Here is some construction. $X$ and $Y$ are smooth projective algebraic complex curves. So the complex surface $X \times Y$ is projective (e.g. by Segre embedding) and so admits a very ample line bundle $L$. By Bertini theorem, the vanishing locus of a general section of $L$ is a smooth projective complex curve $Z$ (so a compact Riemann surface) in $X \times Y$. The composition of the inclusion of $Z$ in $X \times Y$ with the projection on $X$ (or $Y$) is not constant: if it were constant, $Z$ would be contained in some $Y$ fiber, having zero intersection with a generic $Y$ fiber, and contradicting ampleness of $L$.
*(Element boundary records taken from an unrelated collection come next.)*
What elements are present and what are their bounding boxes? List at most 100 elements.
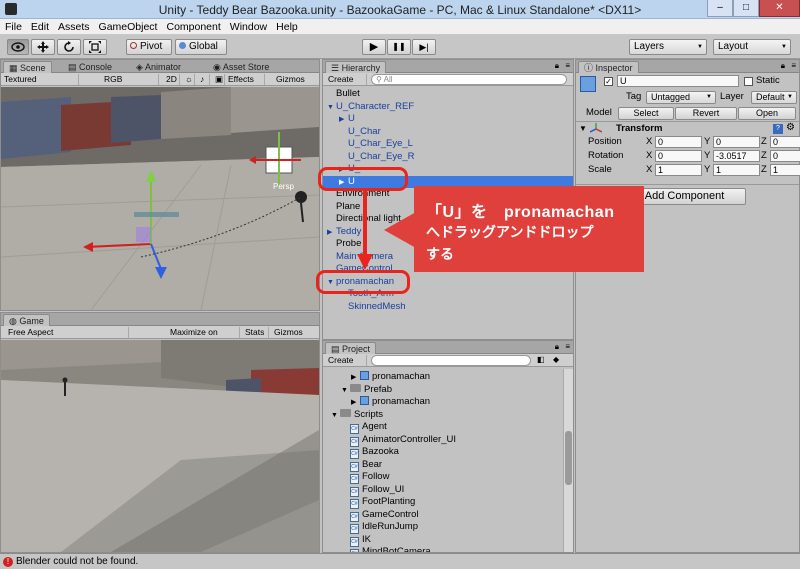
menu-gameobject[interactable]: GameObject: [94, 19, 162, 34]
model-revert-button[interactable]: Revert: [675, 107, 737, 120]
layout-dropdown[interactable]: Layout: [713, 39, 791, 55]
project-scroll-thumb[interactable]: [565, 431, 572, 485]
static-checkbox[interactable]: [744, 77, 753, 86]
menu-help[interactable]: Help: [271, 19, 302, 34]
menu-assets[interactable]: Assets: [53, 19, 94, 34]
filter-by-type-icon[interactable]: ◧: [537, 355, 545, 364]
active-checkbox[interactable]: ✓: [604, 77, 613, 86]
tab-hierarchy[interactable]: ☰ Hierarchy: [325, 61, 387, 73]
aspect-dropdown[interactable]: Free Aspect: [5, 327, 129, 338]
hierarchy-item[interactable]: Bullet: [323, 88, 573, 100]
foldout-arrow-icon[interactable]: ▼: [341, 385, 350, 397]
axis-label-y[interactable]: Y: [704, 136, 710, 148]
project-create-dropdown[interactable]: Create: [325, 355, 367, 366]
tab-project[interactable]: ▤ Project: [325, 342, 377, 354]
tag-dropdown[interactable]: Untagged: [646, 91, 716, 104]
menu-window[interactable]: Window: [225, 19, 271, 34]
move-tool-icon[interactable]: [31, 39, 55, 55]
rotate-tool-icon[interactable]: [57, 39, 81, 55]
project-item[interactable]: C# Agent: [323, 421, 561, 434]
project-item[interactable]: C#MindBotCamera: [323, 546, 561, 552]
transform-foldout-icon[interactable]: ▼: [579, 124, 587, 133]
tab-animator[interactable]: ◈ Animator: [131, 61, 186, 73]
tab-scene[interactable]: ▦ Scene: [3, 61, 52, 73]
game-viewport[interactable]: [1, 340, 319, 552]
render-mode-dropdown[interactable]: RGB: [101, 74, 159, 85]
transform-x-field[interactable]: 0: [655, 136, 702, 148]
axis-label-z[interactable]: Z: [761, 164, 767, 176]
scale-tool-icon[interactable]: [83, 39, 107, 55]
transform-y-field[interactable]: 1: [713, 164, 760, 176]
axis-label-x[interactable]: X: [646, 150, 652, 162]
foldout-arrow-icon[interactable]: ▶: [339, 114, 348, 126]
project-item[interactable]: C# IdleRunJump: [323, 521, 561, 534]
project-item[interactable]: C# Bazooka: [323, 446, 561, 459]
hierarchy-item[interactable]: U_Char_Eye_L: [323, 138, 573, 150]
axis-label-x[interactable]: X: [646, 136, 652, 148]
pause-button[interactable]: ❚❚: [387, 39, 411, 55]
foldout-arrow-icon[interactable]: ▶: [351, 372, 360, 384]
maximize-on-play-toggle[interactable]: Maximize on Play: [167, 327, 240, 348]
axis-label-y[interactable]: Y: [704, 150, 710, 162]
hierarchy-item[interactable]: ▼ U_Character_REF: [323, 101, 573, 113]
hierarchy-item[interactable]: U_Char: [323, 126, 573, 138]
effects-dropdown[interactable]: Effects: [225, 74, 265, 85]
foldout-arrow-icon[interactable]: ▶: [351, 397, 360, 409]
layer-dropdown[interactable]: Default: [751, 91, 797, 104]
gizmos-dropdown[interactable]: Gizmos: [273, 74, 307, 85]
play-button[interactable]: ▶: [362, 39, 386, 55]
project-item[interactable]: C# AnimatorController_UI: [323, 434, 561, 447]
shading-mode-dropdown[interactable]: Textured: [1, 74, 79, 85]
tab-game[interactable]: ◍ Game: [3, 314, 50, 326]
project-item[interactable]: C# FootPlanting: [323, 496, 561, 509]
foldout-arrow-icon[interactable]: ▶: [327, 227, 336, 239]
game-gizmos-dropdown[interactable]: Gizmos: [271, 327, 307, 338]
inspector-lock-icon[interactable]: 🔒︎: [781, 61, 785, 71]
model-select-button[interactable]: Select: [618, 107, 674, 120]
project-item[interactable]: ▼ Scripts: [323, 408, 561, 422]
project-menu-icon[interactable]: ≡: [565, 342, 570, 351]
filter-by-label-icon[interactable]: ◆: [553, 355, 559, 364]
view-tool-eye-icon[interactable]: [7, 39, 29, 55]
axis-label-y[interactable]: Y: [704, 164, 710, 176]
project-item[interactable]: ▼ Prefab: [323, 383, 561, 397]
close-button[interactable]: ✕: [759, 0, 800, 17]
foldout-arrow-icon[interactable]: ▼: [331, 410, 340, 422]
menu-file[interactable]: File: [0, 19, 26, 34]
model-open-button[interactable]: Open: [738, 107, 796, 120]
project-item[interactable]: C# GameControl: [323, 509, 561, 522]
project-item[interactable]: C# Bear: [323, 459, 561, 472]
menu-component[interactable]: Component: [161, 19, 224, 34]
project-item[interactable]: C# Follow: [323, 471, 561, 484]
transform-z-field[interactable]: 0: [770, 150, 800, 162]
step-button[interactable]: ▶|: [412, 39, 436, 55]
2d-toggle[interactable]: 2D: [163, 74, 180, 85]
object-name-field[interactable]: U: [617, 75, 739, 87]
hierarchy-item[interactable]: SkinnedMesh: [323, 301, 573, 313]
axis-label-z[interactable]: Z: [761, 136, 767, 148]
project-lock-icon[interactable]: 🔒︎: [555, 342, 559, 352]
menu-edit[interactable]: Edit: [26, 19, 53, 34]
hierarchy-item[interactable]: U_Char_Eye_R: [323, 151, 573, 163]
image-toggle-icon[interactable]: ▣: [212, 74, 225, 85]
status-message[interactable]: Blender could not be found.: [16, 556, 138, 567]
lock-icon[interactable]: 🔒︎: [555, 61, 559, 71]
minimize-button[interactable]: –: [707, 0, 733, 17]
lighting-toggle-icon[interactable]: ☼: [182, 74, 195, 85]
transform-z-field[interactable]: 1: [770, 164, 800, 176]
project-item[interactable]: ▶ pronamachan: [323, 371, 561, 383]
transform-y-field[interactable]: -3.0517: [713, 150, 760, 162]
project-scrollbar[interactable]: [563, 369, 573, 552]
scene-viewport[interactable]: Persp: [1, 87, 319, 310]
project-item[interactable]: C# IK: [323, 534, 561, 547]
panel-menu-icon[interactable]: ≡: [565, 61, 570, 70]
tab-asset-store[interactable]: ◉ Asset Store: [208, 61, 274, 73]
hierarchy-create-dropdown[interactable]: Create: [325, 74, 367, 85]
audio-toggle-icon[interactable]: ♪: [197, 74, 210, 85]
tab-inspector[interactable]: ⓘ Inspector: [578, 61, 639, 73]
stats-toggle[interactable]: Stats: [242, 327, 269, 338]
global-toggle[interactable]: Global: [175, 39, 227, 55]
axis-label-z[interactable]: Z: [761, 150, 767, 162]
hierarchy-item[interactable]: ▶ U: [323, 113, 573, 125]
project-item[interactable]: ▶ pronamachan: [323, 396, 561, 408]
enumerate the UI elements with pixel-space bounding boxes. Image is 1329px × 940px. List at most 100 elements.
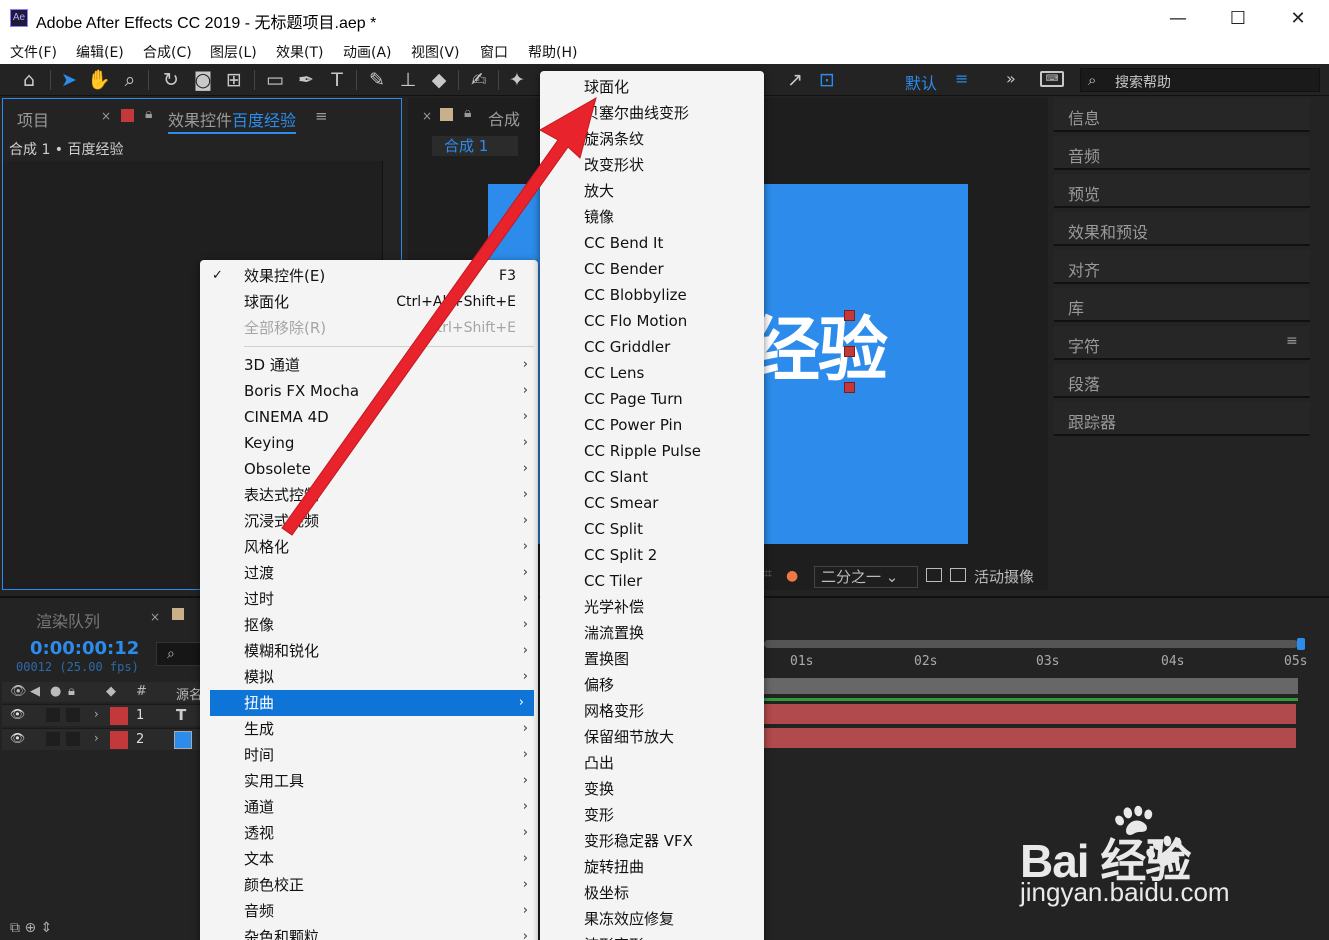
menu-category-item[interactable]: 3D 通道 ›: [200, 352, 538, 378]
work-area-bar[interactable]: [764, 678, 1298, 694]
rectangle-tool-icon[interactable]: ▭: [262, 67, 288, 93]
menu-category-item[interactable]: 模糊和锐化 ›: [200, 638, 538, 664]
distort-effect-item[interactable]: CC Split: [540, 516, 764, 542]
camera-tool-icon[interactable]: ◙: [190, 67, 216, 93]
menu-item-effect-controls[interactable]: ✓ 效果控件(E) F3: [200, 263, 538, 289]
menu-layer[interactable]: 图层(L): [210, 42, 257, 62]
menu-category-item[interactable]: 时间 ›: [200, 742, 538, 768]
eraser-tool-icon[interactable]: ◆: [426, 67, 452, 93]
menu-category-item[interactable]: 过时 ›: [200, 586, 538, 612]
menu-category-item[interactable]: 沉浸式视频 ›: [200, 508, 538, 534]
close-tab-icon[interactable]: ×: [422, 109, 432, 123]
clone-stamp-tool-icon[interactable]: ⊥: [395, 67, 421, 93]
selection-tool-icon[interactable]: ➤: [56, 67, 82, 93]
close-tab-icon[interactable]: ×: [150, 610, 160, 624]
distort-effect-item[interactable]: CC Smear: [540, 490, 764, 516]
expand-chevron-icon[interactable]: ›: [94, 731, 99, 745]
type-tool-icon[interactable]: T: [324, 67, 350, 93]
menu-category-item[interactable]: 抠像 ›: [200, 612, 538, 638]
search-help-field[interactable]: ⌕ 搜索帮助: [1080, 68, 1320, 92]
distort-effect-item[interactable]: CC Griddler: [540, 334, 764, 360]
puppet-pin-tool-icon[interactable]: ✦: [504, 67, 530, 93]
distort-effect-item[interactable]: 偏移: [540, 672, 764, 698]
eye-icon[interactable]: 👁︎: [10, 731, 25, 745]
distort-effect-item[interactable]: 旋涡条纹: [540, 126, 764, 152]
menu-view[interactable]: 视图(V): [411, 42, 460, 62]
menu-item-last-effect[interactable]: 球面化 Ctrl+Alt+Shift+E: [200, 289, 538, 315]
home-icon[interactable]: ⌂: [16, 67, 42, 93]
keyboard-shortcuts-icon[interactable]: ⌨: [1040, 71, 1064, 87]
resolution-dropdown[interactable]: 二分之一 ⌄: [814, 566, 918, 588]
distort-effect-item[interactable]: CC Power Pin: [540, 412, 764, 438]
lock-icon[interactable]: 🔒︎: [464, 105, 471, 121]
distort-effect-item[interactable]: CC Lens: [540, 360, 764, 386]
canvas-text-layer[interactable]: 经验: [750, 294, 888, 395]
distort-effect-item[interactable]: 变换: [540, 776, 764, 802]
lock-icon[interactable]: 🔒︎: [68, 684, 75, 699]
comp-name-chip[interactable]: 合成 1: [432, 136, 518, 156]
lock-icon[interactable]: 🔒︎: [145, 106, 152, 122]
label-tag-icon[interactable]: ◆: [106, 684, 116, 699]
layer-search-input[interactable]: ⌕: [156, 642, 206, 666]
roto-brush-tool-icon[interactable]: ✍: [466, 67, 492, 93]
distort-effect-item[interactable]: 极坐标: [540, 880, 764, 906]
solo-icon[interactable]: ●: [50, 684, 61, 699]
menu-window[interactable]: 窗口: [480, 42, 508, 62]
more-workspaces-icon[interactable]: »: [1006, 69, 1016, 88]
distort-effect-item[interactable]: 旋转扭曲: [540, 854, 764, 880]
rotate-tool-icon[interactable]: ↻: [158, 67, 184, 93]
eye-icon[interactable]: 👁︎: [10, 684, 27, 699]
distort-effect-item[interactable]: 贝塞尔曲线变形: [540, 100, 764, 126]
distort-effect-item[interactable]: CC Blobbylize: [540, 282, 764, 308]
maximize-button[interactable]: ☐: [1218, 6, 1258, 32]
distort-effect-item[interactable]: 置换图: [540, 646, 764, 672]
panel-preview[interactable]: 预览: [1054, 174, 1310, 208]
menu-animation[interactable]: 动画(A): [343, 42, 392, 62]
menu-category-item[interactable]: 过渡 ›: [200, 560, 538, 586]
distort-effect-item[interactable]: 保留细节放大: [540, 724, 764, 750]
menu-category-item[interactable]: Boris FX Mocha ›: [200, 378, 538, 404]
panel-paragraph[interactable]: 段落: [1054, 364, 1310, 398]
panel-info[interactable]: 信息: [1054, 98, 1310, 132]
layer-duration-bar[interactable]: [764, 704, 1296, 724]
distort-effect-item[interactable]: 凸出: [540, 750, 764, 776]
panel-tracker[interactable]: 跟踪器: [1054, 402, 1310, 436]
distort-effect-item[interactable]: CC Page Turn: [540, 386, 764, 412]
panel-character[interactable]: 字符 ≡: [1054, 326, 1310, 360]
menu-edit[interactable]: 编辑(E): [76, 42, 124, 62]
distort-effect-item[interactable]: CC Flo Motion: [540, 308, 764, 334]
transform-handle[interactable]: [844, 382, 855, 393]
menu-category-item[interactable]: 模拟 ›: [200, 664, 538, 690]
distort-effect-item[interactable]: 变形稳定器 VFX: [540, 828, 764, 854]
current-timecode[interactable]: 0:00:00:12: [30, 638, 139, 659]
menu-category-item[interactable]: Obsolete ›: [200, 456, 538, 482]
distort-effect-item[interactable]: CC Ripple Pulse: [540, 438, 764, 464]
distort-effect-item[interactable]: 变形: [540, 802, 764, 828]
distort-effect-item[interactable]: CC Bend It: [540, 230, 764, 256]
distort-effect-item[interactable]: 镜像: [540, 204, 764, 230]
distort-effect-item[interactable]: 放大: [540, 178, 764, 204]
menu-category-item[interactable]: 通道 ›: [200, 794, 538, 820]
workspace-menu-icon[interactable]: ≡: [955, 69, 968, 88]
menu-help[interactable]: 帮助(H): [528, 42, 577, 62]
panel-menu-icon[interactable]: ≡: [315, 107, 328, 125]
menu-category-item[interactable]: Keying ›: [200, 430, 538, 456]
brush-tool-icon[interactable]: ✎: [364, 67, 390, 93]
distort-effect-item[interactable]: 湍流置换: [540, 620, 764, 646]
layer-row[interactable]: 👁︎ › 1 T: [2, 704, 202, 726]
pen-tool-icon[interactable]: ✒: [293, 67, 319, 93]
time-navigator[interactable]: [764, 640, 1298, 648]
zoom-tool-icon[interactable]: ⌕: [117, 67, 143, 93]
timeline-footer-icons[interactable]: ⧉ ⊕ ⇕: [10, 920, 52, 936]
panel-audio[interactable]: 音频: [1054, 136, 1310, 170]
active-camera-dropdown[interactable]: 活动摄像: [974, 566, 1034, 588]
pan-behind-tool-icon[interactable]: ⊞: [221, 67, 247, 93]
layer-label-color[interactable]: [110, 707, 128, 725]
distort-effect-item[interactable]: CC Tiler: [540, 568, 764, 594]
eye-icon[interactable]: 👁︎: [10, 707, 25, 721]
distort-effect-item[interactable]: 球面化: [540, 74, 764, 100]
snap-icon[interactable]: ↗: [782, 67, 808, 93]
panel-align[interactable]: 对齐: [1054, 250, 1310, 284]
layer-row[interactable]: 👁︎ › 2: [2, 728, 202, 750]
menu-category-item[interactable]: 表达式控制 ›: [200, 482, 538, 508]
Choose non-constant meromorphic functions $f:X\to \mathbb P^1$ and $g:Y\to \mathbb P^1$ and denote by $Z$ the normalization of the fiber product $X\times_{\mathbb P^1} Y=\{(x,y)\in X\times Y; f(x)=g(y)\}$. It comes equipped with two maps $\tilde f:Z\to X$ and $\tilde g:Z\to Y$ such that the following diagramm commutes

$\require{AMScd}$ \begin{CD} Z @>{\tilde f} >> X\\ @V {\tilde g} V V @VV f V\\ Y @>>{ g}> \mathbb P^1 \end{CD}

Note that $Z$ may be disconnected, but the restriction of $\tilde f$ and $\tilde g$ to any of its connected components are surjective (because the fibers of those two maps are finite).